On parcourt ainsi un chemin en même temps que la famille, en suivant de façon quasi documentaire les étapes de la décision.
Mais le film est surtout construit comme un parcours vers la renaissance, celle du personnage d’Anne Dorval, toujours aussi classe que chez Xavier Dolan. Elle se fane tout doucement, entourée de ses fils dont l’un joué par Finnegan Oldfield, qu’on a vu dans le très bon Nocturama en septembre. Alice Taglioni apporte quant à elle l’espoir pour l’après opération. L’opération de greffe est extrêmement détaillée, peut être trop mais c’est le parti pris au final globalement très réussi du film. C’est ce qui lui permet de rester digne et de provoquer des émotions sans à aucun moment s’enliser. Le film est mélancolique et triste certes mais avec toujours cette retenue indispensable. Le sentiment est en permanence celui de passer de la nuit au lever du jour. D’ailleurs, deux scènes se renvoient en miroir ce moment d’éveil, l’un vers la mort et l’autre vers la vie.
C’est un très beau film, à l’émotion subtile , à ne surtout pas louper.
La piste aux Lapins :
N°18 – « Comancheria » de David Mackenzie
David Mackenzie, réalisateur de l’excellent « Les poings contre les murs« , revient avec un film très différent bien que centré lui aussi sur un lien familial fort.
On y suit deux frères qui après la mort de leur mère, se mettent à braquer des banques, de nos jours, pour pouvoir racheter leur propriété familiale.
Un ranger qui doit partir prochainement en retraite va tenter de les arrêter avec son adjoint.
Et dans le rôle du ranger, l’immense Jeff Bridges excelle comme d’habitude, en vieux bougon susceptible aux remarques racistes dans le but de faire enrager et taquiner son adjoint comanche. Il apporte les touches d’humour salvatrices au récit. De l’autre côté, Chris Pine tient la dragée haute au toujours impeccable Ben Foster. Pine trouve enfin un rôle où il n’est pas que le beau blond de service mais un vrai personnage écrit avec soin.

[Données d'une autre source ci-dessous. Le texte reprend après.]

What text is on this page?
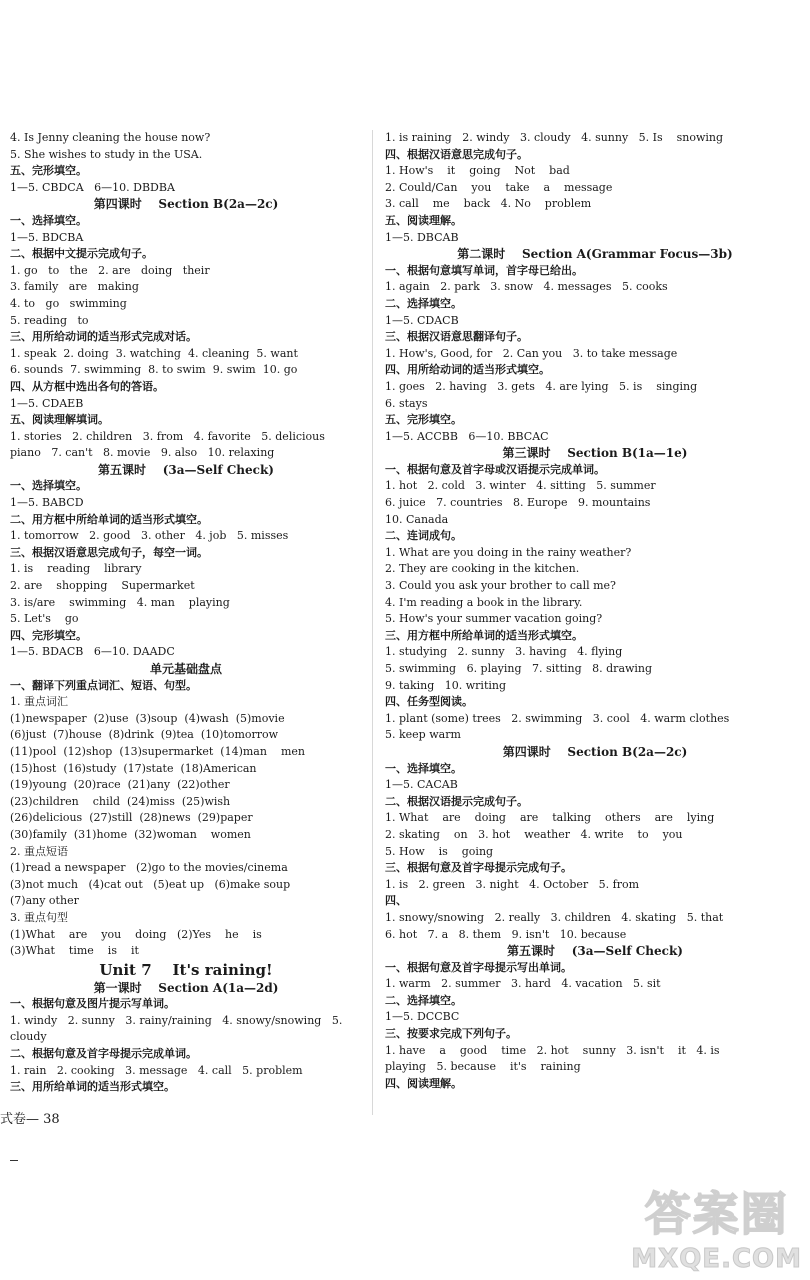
4. Is Jenny cleaning the house now?
5. She wishes to study in the USA.
五、完形填空。
1—5. CBDCA   6—10. DBDBA
第四课时    Section B(2a—2c)
一、选择填空。
1—5. BDCBA
二、根据中文提示完成句子。
1. go   to   the   2. are   doing   their
3. family   are   making
4. to   go   swimming
5. reading   to
三、用所给动词的适当形式完成对话。
1. speak  2. doing  3. watching  4. cleaning  5. want
6. sounds  7. swimming  8. to swim  9. swim  10. go
四、从方框中选出各句的答语。
1—5. CDAEB
五、阅读理解填词。
1. stories   2. children   3. from   4. favorite   5. delicious
piano   7. can't   8. movie   9. also   10. relaxing
第五课时    (3a—Self Check)
一、选择填空。
1—5. BABCD
二、用方框中所给单词的适当形式填空。
1. tomorrow   2. good   3. other   4. job   5. misses
三、根据汉语意思完成句子，每空一词。
1. is    reading    library
2. are    shopping    Supermarket
3. is/are    swimming   4. man    playing
5. Let's    go
四、完形填空。
1—5. BDACB   6—10. DAADC
单元基础盘点
一、翻译下列重点词汇、短语、句型。
1. 重点词汇
(1)newspaper  (2)use  (3)soup  (4)wash  (5)movie
(6)just  (7)house  (8)drink  (9)tea  (10)tomorrow
(11)pool  (12)shop  (13)supermarket  (14)man    men
(15)host  (16)study  (17)state  (18)American
(19)young  (20)race  (21)any  (22)other
(23)children    child  (24)miss  (25)wish
(26)delicious  (27)still  (28)news  (29)paper
(30)family  (31)home  (32)woman    women
2. 重点短语
(1)read a newspaper   (2)go to the movies/cinema
(3)not much   (4)cat out   (5)eat up   (6)make soup
(7)any other
3. 重点句型
(1)What    are    you    doing   (2)Yes    he    is
(3)What    time    is    it
Unit 7    It's raining!
第一课时    Section A(1a—2d)
一、根据句意及图片提示写单词。
1. windy   2. sunny   3. rainy/raining   4. snowy/snowing   5.
cloudy
二、根据句意及首字母提示完成单词。
1. rain   2. cooking   3. message   4. call   5. problem
三、用所给单词的适当形式填空。
1. is raining   2. windy   3. cloudy   4. sunny   5. Is    snowing
四、根据汉语意思完成句子。
1. How's    it    going    Not    bad
2. Could/Can    you    take    a    message
3. call    me    back   4. No    problem
五、阅读理解。
1—5. DBCAB
第二课时    Section A(Grammar Focus—3b)
一、根据句意填写单词，首字母已给出。
1. again   2. park   3. snow   4. messages   5. cooks
二、选择填空。
1—5. CDACB
三、根据汉语意思翻译句子。
1. How's, Good, for   2. Can you   3. to take message
四、用所给动词的适当形式填空。
1. goes   2. having   3. gets   4. are lying   5. is    singing
6. stays
五、完形填空。
1—5. ACCBB   6—10. BBCAC
第三课时    Section B(1a—1e)
一、根据句意及首字母或汉语提示完成单词。
1. hot   2. cold   3. winter   4. sitting   5. summer
6. juice   7. countries   8. Europe   9. mountains
10. Canada
二、连词成句。
1. What are you doing in the rainy weather?
2. They are cooking in the kitchen.
3. Could you ask your brother to call me?
4. I'm reading a book in the library.
5. How's your summer vacation going?
三、用方框中所给单词的适当形式填空。
1. studying   2. sunny   3. having   4. flying
5. swimming   6. playing   7. sitting   8. drawing
9. taking   10. writing
四、任务型阅读。
1. plant (some) trees   2. swimming   3. cool   4. warm clothes
5. keep warm
第四课时    Section B(2a—2c)
一、选择填空。
1—5. CACAB
二、根据汉语提示完成句子。
1. What    are    doing    are    talking    others    are    lying
2. skating    on   3. hot    weather   4. write    to    you
5. How    is    going
三、根据句意及首字母提示完成句子。
1. is   2. green   3. night   4. October   5. from
四、
1. snowy/snowing   2. really   3. children   4. skating   5. that
6. hot   7. a   8. them   9. isn't   10. because
第五课时    (3a—Self Check)
一、根据句意及首字母提示写出单词。
1. warm   2. summer   3. hard   4. vacation   5. sit
二、选择填空。
1—5. DCCBC
三、按要求完成下列句子。
1. have    a    good    time   2. hot    sunny   3. isn't    it   4. is
playing   5. because    it's    raining
四、阅读理解。
式卷— 38
答案圈
MXQE.COM
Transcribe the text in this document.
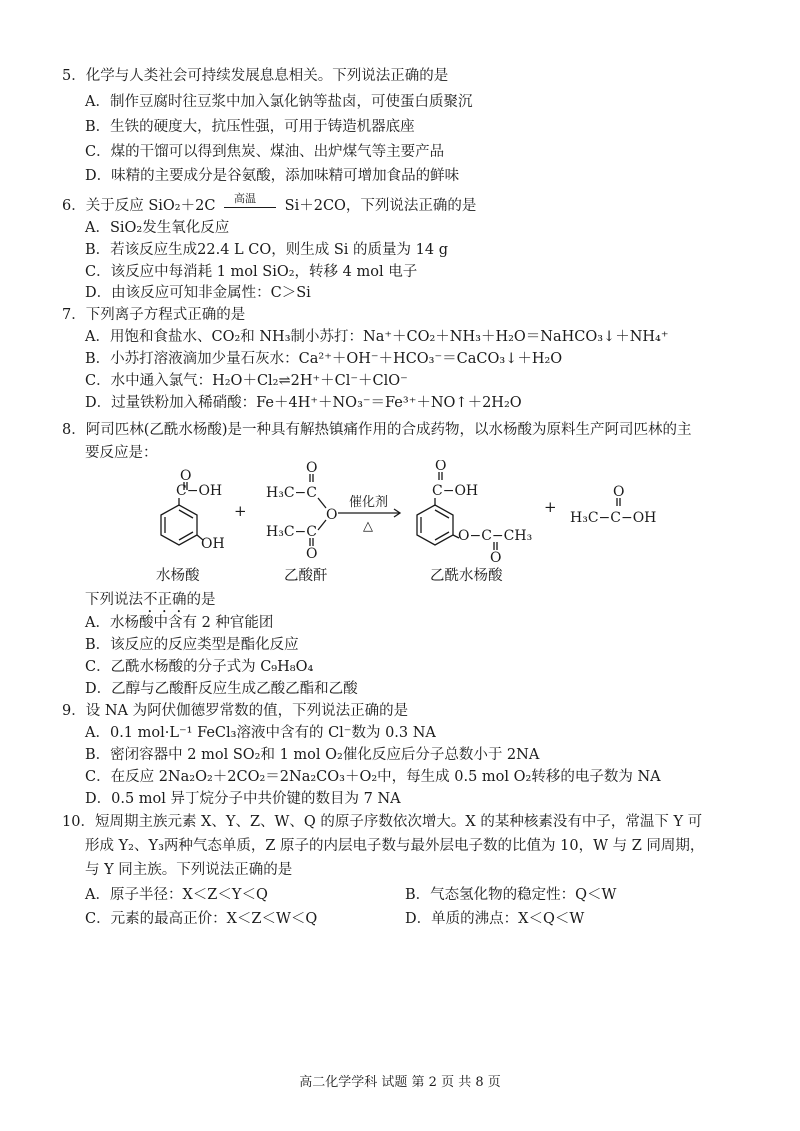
5．化学与人类社会可持续发展息息相关。下列说法正确的是
A．制作豆腐时往豆浆中加入氯化钠等盐卤，可使蛋白质聚沉
B．生铁的硬度大，抗压性强，可用于铸造机器底座
C．煤的干馏可以得到焦炭、煤油、出炉煤气等主要产品
D．味精的主要成分是谷氨酸，添加味精可增加食品的鲜味
6．关于反应 SiO₂＋2C 高温 Si＋2CO，下列说法正确的是
A．SiO₂发生氧化反应
B．若该反应生成22.4 L CO，则生成 Si 的质量为 14 g
C．该反应中每消耗 1 mol SiO₂，转移 4 mol 电子
D．由该反应可知非金属性：C＞Si
7．下列离子方程式正确的是
A．用饱和食盐水、CO₂和 NH₃制小苏打：Na⁺＋CO₂＋NH₃＋H₂O＝NaHCO₃↓＋NH₄⁺
B．小苏打溶液滴加少量石灰水：Ca²⁺＋OH⁻＋HCO₃⁻＝CaCO₃↓＋H₂O
C．水中通入氯气：H₂O＋Cl₂⇌2H⁺＋Cl⁻＋ClO⁻
D．过量铁粉加入稀硝酸：Fe＋4H⁺＋NO₃⁻＝Fe³⁺＋NO↑＋2H₂O
8．阿司匹林(乙酰水杨酸)是一种具有解热镇痛作用的合成药物，以水杨酸为原料生产阿司匹林的主
要反应是：
C−OH
O
OH
+
O
H₃C−C
O
H₃C−C
O
催化剂
△
O
C−OH
O−C−CH₃
O
+
O
H₃C−C−OH
水杨酸	乙酸酐	乙酰水杨酸
下列说法不正确的是
A．水杨酸中含有 2 种官能团
B．该反应的反应类型是酯化反应
C．乙酰水杨酸的分子式为 C₉H₈O₄
D．乙醇与乙酸酐反应生成乙酸乙酯和乙酸
9．设 NA 为阿伏伽德罗常数的值，下列说法正确的是
A．0.1 mol·L⁻¹ FeCl₃溶液中含有的 Cl⁻数为 0.3 NA
B．密闭容器中 2 mol SO₂和 1 mol O₂催化反应后分子总数小于 2NA
C．在反应 2Na₂O₂＋2CO₂＝2Na₂CO₃＋O₂中，每生成 0.5 mol O₂转移的电子数为 NA
D．0.5 mol 异丁烷分子中共价键的数目为 7 NA
10．短周期主族元素 X、Y、Z、W、Q 的原子序数依次增大。X 的某种核素没有中子，常温下 Y 可
形成 Y₂、Y₃两种气态单质，Z 原子的内层电子数与最外层电子数的比值为 10，W 与 Z 同周期，
与 Y 同主族。下列说法正确的是
A．原子半径：X＜Z＜Y＜Q	B．气态氢化物的稳定性：Q＜W
C．元素的最高正价：X＜Z＜W＜Q	D．单质的沸点：X＜Q＜W
高二化学学科 试题 第 2 页 共 8 页
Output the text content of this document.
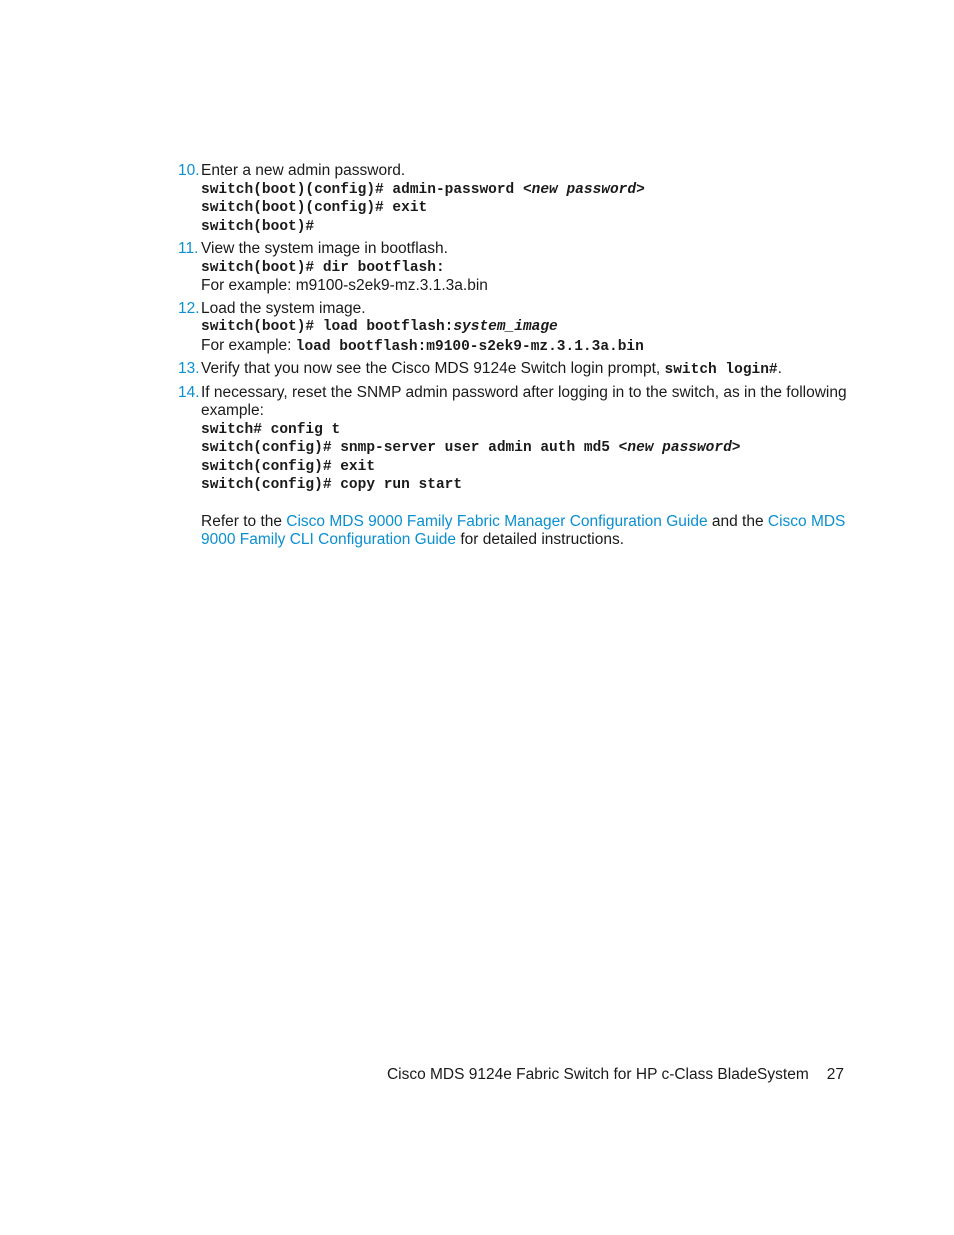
10. Enter a new admin password.
switch(boot)(config)# admin-password <new password>
switch(boot)(config)# exit
switch(boot)#
11. View the system image in bootflash.
switch(boot)# dir bootflash:
For example: m9100-s2ek9-mz.3.1.3a.bin
12. Load the system image.
switch(boot)# load bootflash:system_image
For example: load bootflash:m9100-s2ek9-mz.3.1.3a.bin
13. Verify that you now see the Cisco MDS 9124e Switch login prompt, switch login#.
14. If necessary, reset the SNMP admin password after logging in to the switch, as in the following example:
switch# config t
switch(config)# snmp-server user admin auth md5 <new password>
switch(config)# exit
switch(config)# copy run start
Refer to the Cisco MDS 9000 Family Fabric Manager Configuration Guide and the Cisco MDS 9000 Family CLI Configuration Guide for detailed instructions.
Cisco MDS 9124e Fabric Switch for HP c-Class BladeSystem 27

Ben Foster interprète donc ce grand frère qui a tout raté à force de toujours emprunter le chemin de traverse. Il est rude et tendre pour son frère tandis que Chris Pine interprète un père qui tente de rattraper ce qu’il a détruit avec l’alcool.
La relation des deux frères est à la fois pudique et touchante et c’est sans doute la plus belle réussite du film. Ils n’expriment pas leurs sentiments mais çà crève les yeux, ces deux frangins s’adorent mais au Texas on préfère rester des mecs virils et ne jamais tomber dans le sentimentalisme. Les deux ont une revanche à prendre sur la vie mais pas que la leur, celle de leurs parents et grands parents, pauvres de générations en générations, oubliés de l’Amérique.
Il faut dire que David Mackenzie passe de l’enfermement de la prison de son précèdent long métrage aux immensités désertiques du Texas. Les deux braqueurs fuient à travers de splendides paysages, mais ils sont pourtant enfermés dans leur destin tragique, et ils le savent très bien.
Le réalisateur mêle les genres entre road movie, thriller, western mais n’oublie pas de livrer aussi un portrait d’une Amérique profonde exsangue d’activité économique et donc de richesse, très loin des succès story des grandes métropoles.
Le rêve américain est mort et Comancheria tire à bout portant sur son cadavre qui bouge encore un peu.
Un excellent film au ton racé et d’une grande classe.
La piste aux Lapins :
N°17 – « Dernier train pour Busan » de Sang-Ho Yeon
Le cinéma sud-coréen est décidément surprenant. De grands maitres ont donné un nouveau souffle au thriller (Park Chan Wook avec Old Boy, Sympathy for Mister vengeance ; Memories of murder de Bong Joon Ho ; A bittersweet life de Kim Jee-woon ; The murderer et the Chaser de Na Hong-jin)
…ou se sont diversifiés vers l’horreur, la SF voire le western (The Host et Mother de Bon Joon Ho ; J’ai rencontré le diable et Le bon, la brute et le cinglé de Kim Jee-woon ; The strangers de Na Hong-jin)…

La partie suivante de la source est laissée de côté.